In May of 1975 we moved from our house in Northeast Minneapolis to my parents current home in Andover. It was near the end of the school year and as I was anxious about it as any 6-year-old would be. I was excited about being in a brand new house with tons of space of run in. Also I knew the family across the street so I'd have some kids there that I'd know. I remember jumping in the car as we pulled away from the curb and looking back at the old house and waving goodbye to some of my neighbors.

Grant's best buddy Dylan does that today. And truth be told it really sucks.

Grant and Dylan really started to pal around this past winter. Dylan is the quiet one, while Grant is the siren. They compliment each others personalities perfectly. When Grant and Stanley are together they pick at each other and fight like brothers do. Of course the now-10-year-old doesn't want his kid brother bugging him all the time so more often then not there are arguments in the house. No big deal.

When Dylan comes over it's like a switch gets turned. Grant goes from growls to giggles and those 2 can play for hours on end, whether it's playing Batman, playing farm, or swimming in our little kiddie pool.

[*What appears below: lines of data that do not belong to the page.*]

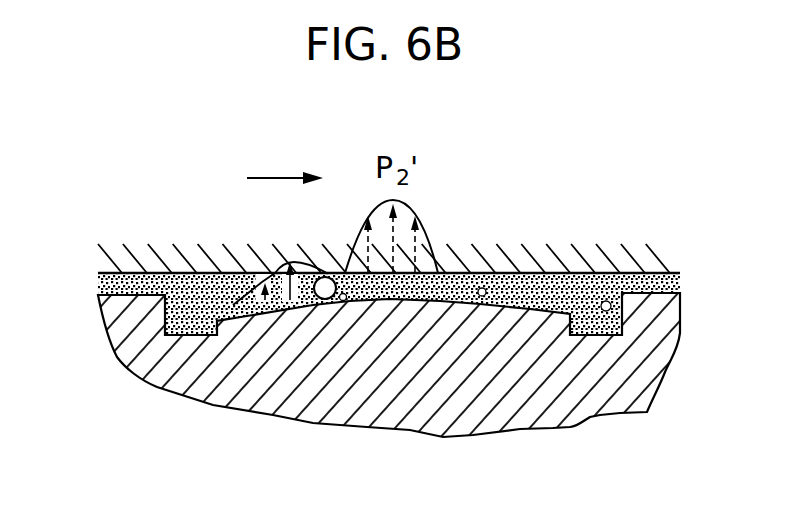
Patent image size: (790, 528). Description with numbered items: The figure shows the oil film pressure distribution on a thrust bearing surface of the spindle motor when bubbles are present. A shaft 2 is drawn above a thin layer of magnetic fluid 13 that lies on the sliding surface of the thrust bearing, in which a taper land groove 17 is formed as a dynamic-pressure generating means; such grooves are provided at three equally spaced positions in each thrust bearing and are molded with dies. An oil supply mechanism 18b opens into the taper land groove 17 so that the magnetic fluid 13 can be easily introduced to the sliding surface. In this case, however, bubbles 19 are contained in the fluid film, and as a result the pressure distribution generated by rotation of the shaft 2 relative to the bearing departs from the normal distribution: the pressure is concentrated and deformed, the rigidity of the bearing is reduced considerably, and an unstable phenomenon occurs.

The shaft 2 is at (523, 252).
The magnetic fluid 13 is at (196, 303).
The taper land groove 17 is at (300, 306).
The oil supply mechanism 18b is at (585, 337).
The bubble 19 is at (325, 299).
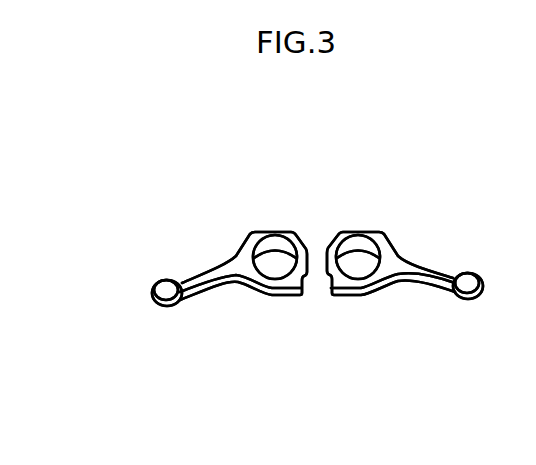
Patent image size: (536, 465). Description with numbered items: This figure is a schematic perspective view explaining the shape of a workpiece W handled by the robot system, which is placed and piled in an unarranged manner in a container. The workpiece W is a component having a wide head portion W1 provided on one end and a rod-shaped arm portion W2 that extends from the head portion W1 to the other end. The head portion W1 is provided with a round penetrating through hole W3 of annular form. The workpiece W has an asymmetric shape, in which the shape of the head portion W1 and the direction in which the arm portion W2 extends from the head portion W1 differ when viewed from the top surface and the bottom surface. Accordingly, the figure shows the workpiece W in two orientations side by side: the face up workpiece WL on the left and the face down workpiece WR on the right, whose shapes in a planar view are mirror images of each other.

The workpiece W is at (114, 185).
The face up workpiece WL is at (236, 198).
The face down workpiece WR is at (449, 331).
The head portion W1 is at (363, 247).
The arm portion W2 is at (443, 275).
The through hole W3 is at (355, 250).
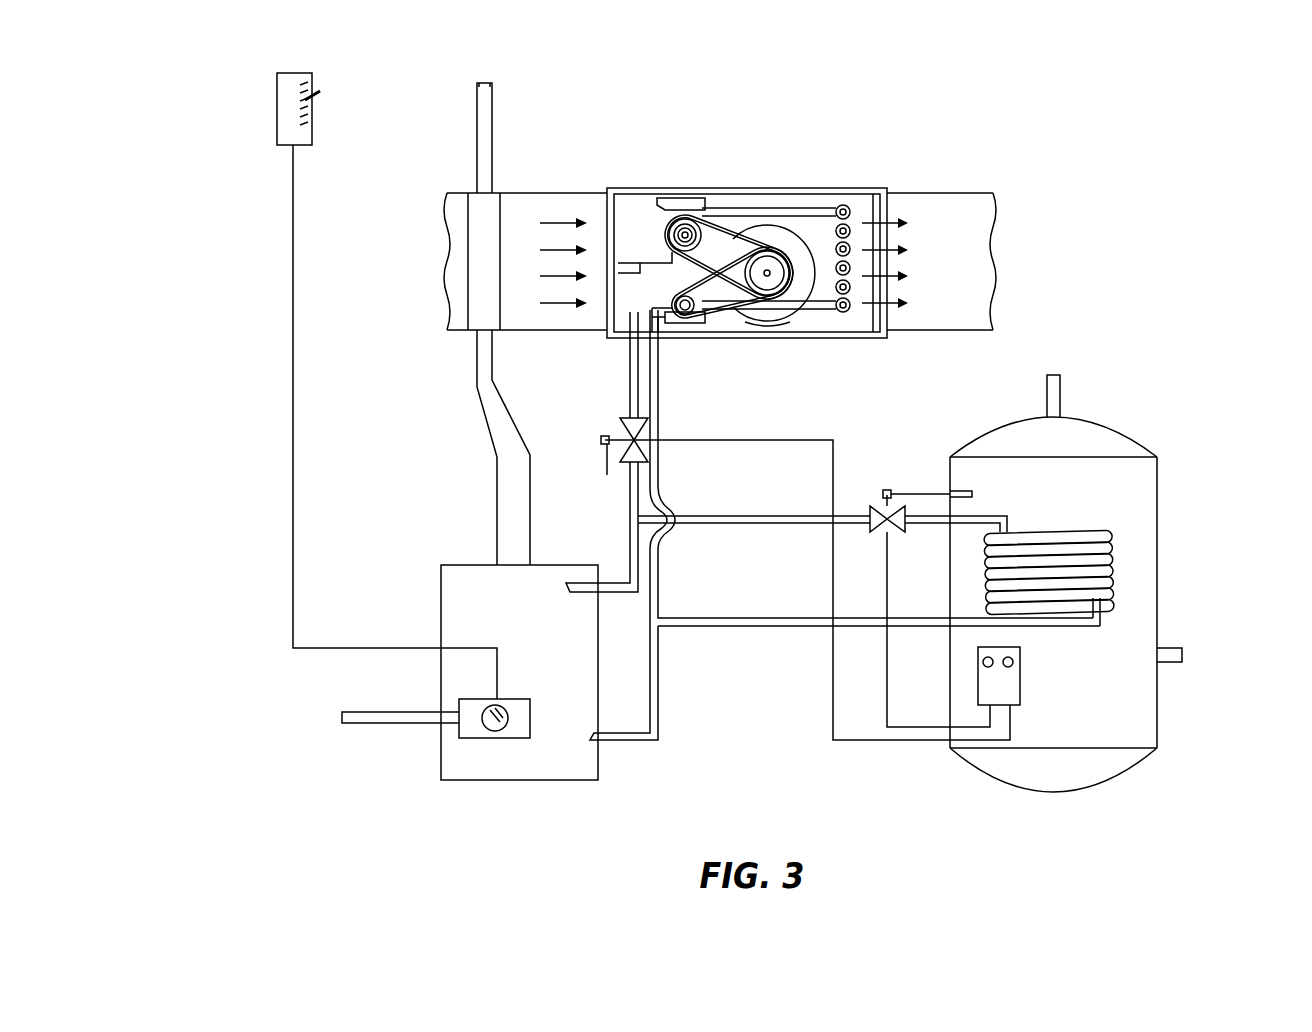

It has been amazing watching them grow and play over the course of the last few months.

But today it's going to end. Dylan moves today. It's only a couple of hours away but Grant won't be able to look out the window and call his buddy over to spend time in the sandbox anymore.

Most all of the other kids in the neighborhood are either older kids who pal around with Stanley, or too young for him to want to play with. And to be honest, playing with mom and dad isn't what it's cracked up to be at times.

This next few days/weeks are going to be interesting for all of us. We've asked Stanley to be a little more understanding and supportive of his little brother. But we know that will have it's limits as well. Time will tell.

I remember what it was like pulling away from the curb and waving goodbye. I don't really remember the faces or the names. I just hope Dylan doesn't forget about Grant.

Thursday, July 31, 2008

The Bridge


For whatever reason, the afternoon of August 1st, 2007 was maddening. I don't remember if the kids were being unruly, or if I had had a trying day at the office. I just remember being frustrated.

Then my mom called.

"Turn on the news!" were the first words out of her mouth.
"Why?" I answered back.
"Just turn it on." And so I did.

And so I stood in front of the television, dumbfounded at what I was watching. The whole bridge is in the water? All those cars? All those people?

Oh my God.

My oldest son was standing next to me watching the TV coverage and I slowly realized something....

Both he and my parents had been on that bridge that very morning. Oh my God again.

I won't pretend to know what it was like to experience what so many people experienced on that day. I hope that I never have to face a destiny like that, but who knows. 13 people lost their lives that day, many more injured physically, mentally, and spiritually.

In my selfish world I wonder what could have been.